Sur proposition du Gouvernement, l'Assemblée nationale a adopté un amendement qui transforme le chapitre III du titre II en titre II bis intitulé Modernisation du système de veille, d'alerte et de gestion des situations d'urgence sanitaire. Ce nouveau titre regroupe les dispositions du projet de loi touchant à la prévention et à la gestion des menaces sanitaires et des situations d'urgence.

CHAPITRE PREMIER
-
Veille et alerte

(Division et intitulé nouveaux)

Article 10 A (nouveau)
Missions et responsabilités de l'Institut national de veille sanitaire

Objet : Cet article vise à définir les missions et responsabilités de l'Institut national de veille sanitaire.

I - Le dispositif proposé

L'Institut de veille sanitaire est un établissement public de l'État, crée par la loi du 1er juillet 1998 relative au renforcement de la veille sanitaire et du contrôle de la sécurité sanitaire des produits destinés à l'homme.

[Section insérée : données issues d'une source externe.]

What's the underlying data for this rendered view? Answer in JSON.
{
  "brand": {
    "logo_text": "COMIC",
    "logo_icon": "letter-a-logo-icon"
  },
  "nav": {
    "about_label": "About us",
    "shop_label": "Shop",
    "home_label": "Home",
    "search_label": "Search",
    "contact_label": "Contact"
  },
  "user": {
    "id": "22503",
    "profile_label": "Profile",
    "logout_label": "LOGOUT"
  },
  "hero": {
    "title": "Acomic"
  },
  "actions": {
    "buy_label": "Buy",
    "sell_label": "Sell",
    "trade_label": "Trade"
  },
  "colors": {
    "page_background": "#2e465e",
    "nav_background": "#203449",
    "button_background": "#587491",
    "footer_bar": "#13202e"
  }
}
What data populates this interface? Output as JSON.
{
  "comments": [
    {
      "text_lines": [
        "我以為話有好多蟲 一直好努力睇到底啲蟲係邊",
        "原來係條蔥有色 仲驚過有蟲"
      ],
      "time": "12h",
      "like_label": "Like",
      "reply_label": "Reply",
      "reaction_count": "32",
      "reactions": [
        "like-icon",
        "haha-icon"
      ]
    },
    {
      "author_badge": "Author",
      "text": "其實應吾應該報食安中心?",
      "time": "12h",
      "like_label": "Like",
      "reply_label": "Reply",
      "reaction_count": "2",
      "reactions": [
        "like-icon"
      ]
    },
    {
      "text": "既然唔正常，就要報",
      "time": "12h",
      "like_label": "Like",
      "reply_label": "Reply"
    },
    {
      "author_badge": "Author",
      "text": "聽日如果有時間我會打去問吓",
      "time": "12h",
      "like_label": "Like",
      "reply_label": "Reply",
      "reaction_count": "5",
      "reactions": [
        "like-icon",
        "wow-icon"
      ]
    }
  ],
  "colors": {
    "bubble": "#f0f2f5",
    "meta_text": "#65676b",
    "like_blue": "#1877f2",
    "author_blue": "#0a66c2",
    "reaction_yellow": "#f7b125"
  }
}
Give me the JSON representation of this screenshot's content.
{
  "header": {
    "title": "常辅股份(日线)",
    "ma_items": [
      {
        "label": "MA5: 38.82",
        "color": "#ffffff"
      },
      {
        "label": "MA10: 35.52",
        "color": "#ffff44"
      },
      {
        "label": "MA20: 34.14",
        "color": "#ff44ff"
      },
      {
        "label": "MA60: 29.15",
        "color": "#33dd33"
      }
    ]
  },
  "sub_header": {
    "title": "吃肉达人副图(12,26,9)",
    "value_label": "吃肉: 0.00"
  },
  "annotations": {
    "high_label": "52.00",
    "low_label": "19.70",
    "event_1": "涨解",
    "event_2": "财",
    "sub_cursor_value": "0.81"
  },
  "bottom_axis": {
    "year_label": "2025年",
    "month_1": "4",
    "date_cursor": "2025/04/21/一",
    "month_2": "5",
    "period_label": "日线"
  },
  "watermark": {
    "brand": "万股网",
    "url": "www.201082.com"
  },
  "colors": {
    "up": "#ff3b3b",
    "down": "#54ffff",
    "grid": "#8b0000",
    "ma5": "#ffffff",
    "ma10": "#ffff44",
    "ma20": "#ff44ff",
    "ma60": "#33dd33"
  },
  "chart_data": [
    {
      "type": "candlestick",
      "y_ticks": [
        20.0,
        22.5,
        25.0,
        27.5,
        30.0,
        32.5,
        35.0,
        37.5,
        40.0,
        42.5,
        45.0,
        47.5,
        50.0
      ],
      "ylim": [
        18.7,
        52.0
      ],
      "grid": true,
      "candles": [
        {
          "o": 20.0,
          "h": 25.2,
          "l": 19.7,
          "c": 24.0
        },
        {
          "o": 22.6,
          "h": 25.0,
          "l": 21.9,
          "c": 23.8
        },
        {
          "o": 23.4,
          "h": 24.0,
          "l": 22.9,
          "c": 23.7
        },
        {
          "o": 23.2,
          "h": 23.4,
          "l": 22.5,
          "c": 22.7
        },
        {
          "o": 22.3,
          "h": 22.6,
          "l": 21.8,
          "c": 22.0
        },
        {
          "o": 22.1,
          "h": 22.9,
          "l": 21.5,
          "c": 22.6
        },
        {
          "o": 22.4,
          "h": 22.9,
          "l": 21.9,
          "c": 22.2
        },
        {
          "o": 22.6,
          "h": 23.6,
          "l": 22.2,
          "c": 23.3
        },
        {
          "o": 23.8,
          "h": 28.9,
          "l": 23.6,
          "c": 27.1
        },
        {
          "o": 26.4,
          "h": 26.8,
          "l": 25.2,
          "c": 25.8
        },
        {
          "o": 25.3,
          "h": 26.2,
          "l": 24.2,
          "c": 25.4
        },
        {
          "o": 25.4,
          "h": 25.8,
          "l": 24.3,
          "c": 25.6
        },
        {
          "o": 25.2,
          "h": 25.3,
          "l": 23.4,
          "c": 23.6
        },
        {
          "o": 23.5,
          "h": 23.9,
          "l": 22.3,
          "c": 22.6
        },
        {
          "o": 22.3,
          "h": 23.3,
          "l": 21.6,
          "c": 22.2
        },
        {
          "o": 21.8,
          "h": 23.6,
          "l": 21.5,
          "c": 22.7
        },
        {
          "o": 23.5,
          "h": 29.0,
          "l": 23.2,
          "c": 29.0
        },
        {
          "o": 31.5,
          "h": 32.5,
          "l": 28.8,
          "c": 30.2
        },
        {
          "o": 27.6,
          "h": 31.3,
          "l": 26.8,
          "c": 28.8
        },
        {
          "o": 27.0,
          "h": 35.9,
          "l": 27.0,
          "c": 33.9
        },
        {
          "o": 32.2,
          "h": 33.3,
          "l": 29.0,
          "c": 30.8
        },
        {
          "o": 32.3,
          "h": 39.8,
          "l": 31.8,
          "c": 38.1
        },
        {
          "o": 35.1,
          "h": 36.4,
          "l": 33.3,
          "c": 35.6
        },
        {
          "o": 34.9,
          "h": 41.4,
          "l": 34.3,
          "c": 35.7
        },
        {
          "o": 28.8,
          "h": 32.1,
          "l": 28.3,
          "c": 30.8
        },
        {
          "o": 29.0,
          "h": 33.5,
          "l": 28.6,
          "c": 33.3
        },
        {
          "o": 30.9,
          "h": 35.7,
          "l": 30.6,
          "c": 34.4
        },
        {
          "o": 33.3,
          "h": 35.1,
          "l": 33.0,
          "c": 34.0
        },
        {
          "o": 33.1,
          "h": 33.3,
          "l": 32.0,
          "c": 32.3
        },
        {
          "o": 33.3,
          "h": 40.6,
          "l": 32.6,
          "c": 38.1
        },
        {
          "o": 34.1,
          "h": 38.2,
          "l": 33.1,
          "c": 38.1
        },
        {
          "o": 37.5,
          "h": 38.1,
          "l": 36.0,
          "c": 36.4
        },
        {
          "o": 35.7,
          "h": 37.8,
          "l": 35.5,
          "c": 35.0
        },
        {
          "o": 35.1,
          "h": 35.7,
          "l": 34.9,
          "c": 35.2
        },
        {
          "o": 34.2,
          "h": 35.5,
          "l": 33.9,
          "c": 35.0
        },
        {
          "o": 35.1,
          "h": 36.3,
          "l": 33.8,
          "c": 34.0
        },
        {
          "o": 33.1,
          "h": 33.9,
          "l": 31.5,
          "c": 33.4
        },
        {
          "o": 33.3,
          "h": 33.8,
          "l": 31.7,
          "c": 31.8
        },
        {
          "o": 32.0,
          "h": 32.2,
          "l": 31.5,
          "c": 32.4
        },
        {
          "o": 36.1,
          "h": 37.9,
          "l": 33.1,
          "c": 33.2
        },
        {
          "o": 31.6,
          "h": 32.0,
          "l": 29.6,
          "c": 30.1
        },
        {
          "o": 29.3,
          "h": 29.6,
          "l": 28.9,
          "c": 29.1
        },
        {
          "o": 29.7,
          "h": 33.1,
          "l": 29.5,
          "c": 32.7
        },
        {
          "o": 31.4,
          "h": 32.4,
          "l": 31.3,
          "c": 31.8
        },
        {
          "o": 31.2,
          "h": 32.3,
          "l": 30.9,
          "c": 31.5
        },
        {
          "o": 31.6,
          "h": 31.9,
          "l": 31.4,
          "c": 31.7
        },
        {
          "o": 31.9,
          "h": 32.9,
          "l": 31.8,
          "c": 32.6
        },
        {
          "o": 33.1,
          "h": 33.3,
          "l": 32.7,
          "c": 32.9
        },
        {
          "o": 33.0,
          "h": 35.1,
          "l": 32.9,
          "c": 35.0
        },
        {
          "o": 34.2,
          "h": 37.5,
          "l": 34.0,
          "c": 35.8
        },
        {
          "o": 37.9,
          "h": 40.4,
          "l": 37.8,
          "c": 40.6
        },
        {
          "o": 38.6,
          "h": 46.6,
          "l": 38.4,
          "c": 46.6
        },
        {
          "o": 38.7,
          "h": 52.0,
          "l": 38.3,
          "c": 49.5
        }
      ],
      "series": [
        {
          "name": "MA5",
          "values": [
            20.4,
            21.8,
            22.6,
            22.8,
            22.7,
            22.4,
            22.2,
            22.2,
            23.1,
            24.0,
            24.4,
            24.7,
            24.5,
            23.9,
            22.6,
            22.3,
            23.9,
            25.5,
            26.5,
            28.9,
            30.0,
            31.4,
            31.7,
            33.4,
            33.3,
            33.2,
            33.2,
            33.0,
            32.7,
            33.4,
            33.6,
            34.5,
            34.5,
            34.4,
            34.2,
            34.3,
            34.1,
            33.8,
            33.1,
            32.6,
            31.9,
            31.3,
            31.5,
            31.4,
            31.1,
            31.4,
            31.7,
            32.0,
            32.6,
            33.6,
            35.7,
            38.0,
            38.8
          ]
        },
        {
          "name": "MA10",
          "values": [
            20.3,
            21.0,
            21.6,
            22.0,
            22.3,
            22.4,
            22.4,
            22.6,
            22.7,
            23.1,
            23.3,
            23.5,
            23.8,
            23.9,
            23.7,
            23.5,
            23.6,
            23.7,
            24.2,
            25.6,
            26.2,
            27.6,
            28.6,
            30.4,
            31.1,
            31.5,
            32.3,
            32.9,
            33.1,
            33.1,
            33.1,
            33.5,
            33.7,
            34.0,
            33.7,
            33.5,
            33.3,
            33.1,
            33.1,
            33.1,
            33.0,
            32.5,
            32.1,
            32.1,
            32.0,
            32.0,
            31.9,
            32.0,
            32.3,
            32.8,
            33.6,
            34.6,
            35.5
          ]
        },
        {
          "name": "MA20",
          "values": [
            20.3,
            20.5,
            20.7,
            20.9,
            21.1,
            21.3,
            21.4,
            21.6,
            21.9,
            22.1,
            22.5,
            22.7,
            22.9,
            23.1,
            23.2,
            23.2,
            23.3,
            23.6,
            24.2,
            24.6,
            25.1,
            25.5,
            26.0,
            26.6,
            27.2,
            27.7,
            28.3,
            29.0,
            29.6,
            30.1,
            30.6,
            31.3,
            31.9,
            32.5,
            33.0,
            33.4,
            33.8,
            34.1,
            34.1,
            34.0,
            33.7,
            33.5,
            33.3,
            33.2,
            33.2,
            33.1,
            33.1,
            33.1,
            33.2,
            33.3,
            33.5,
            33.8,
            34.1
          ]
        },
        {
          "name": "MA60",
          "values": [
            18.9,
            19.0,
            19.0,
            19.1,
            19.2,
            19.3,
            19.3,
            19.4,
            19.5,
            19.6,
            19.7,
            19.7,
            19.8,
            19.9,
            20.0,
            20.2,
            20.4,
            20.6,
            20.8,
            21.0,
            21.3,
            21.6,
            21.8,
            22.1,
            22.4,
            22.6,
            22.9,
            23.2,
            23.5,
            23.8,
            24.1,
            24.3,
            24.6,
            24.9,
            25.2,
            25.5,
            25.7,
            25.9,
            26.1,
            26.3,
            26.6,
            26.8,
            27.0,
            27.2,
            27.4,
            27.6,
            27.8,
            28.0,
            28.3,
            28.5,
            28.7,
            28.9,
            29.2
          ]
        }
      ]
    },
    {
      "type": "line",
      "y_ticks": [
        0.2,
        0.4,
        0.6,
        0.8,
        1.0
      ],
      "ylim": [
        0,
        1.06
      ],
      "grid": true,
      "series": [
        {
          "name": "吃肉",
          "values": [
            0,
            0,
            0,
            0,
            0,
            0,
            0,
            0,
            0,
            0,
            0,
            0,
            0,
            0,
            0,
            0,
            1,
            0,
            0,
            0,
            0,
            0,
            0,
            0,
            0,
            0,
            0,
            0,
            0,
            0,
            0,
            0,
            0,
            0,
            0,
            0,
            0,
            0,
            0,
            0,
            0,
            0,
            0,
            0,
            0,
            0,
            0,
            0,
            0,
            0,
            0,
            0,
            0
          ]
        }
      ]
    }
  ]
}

Placé sous la tutelle du ministre chargé de la santé, l'InVS reprend et consolide les actions du Réseau national de santé publique (RNSP), créé en 1992, et développe de nouveaux programmes dans le domaine de l'épidémiologie d'intervention.

En 2004, l'Institut national de veille sanitaire a notamment été mis à contribution pour le suivi épidémiologie de l'épidémie du syndrome respiratoire aigu sévère (SRAS), puis mis en cause au moment de l'épisode caniculaire que la France a connu au mois d'août dernier.

A l'occasion de la présentation du projet de loi relatif à la politique de santé publique, Jean-François Mattei a estimé nécessaire de mieux définir les différentes missions et responsabilités confiées à l'Institut national de veille sanitaire.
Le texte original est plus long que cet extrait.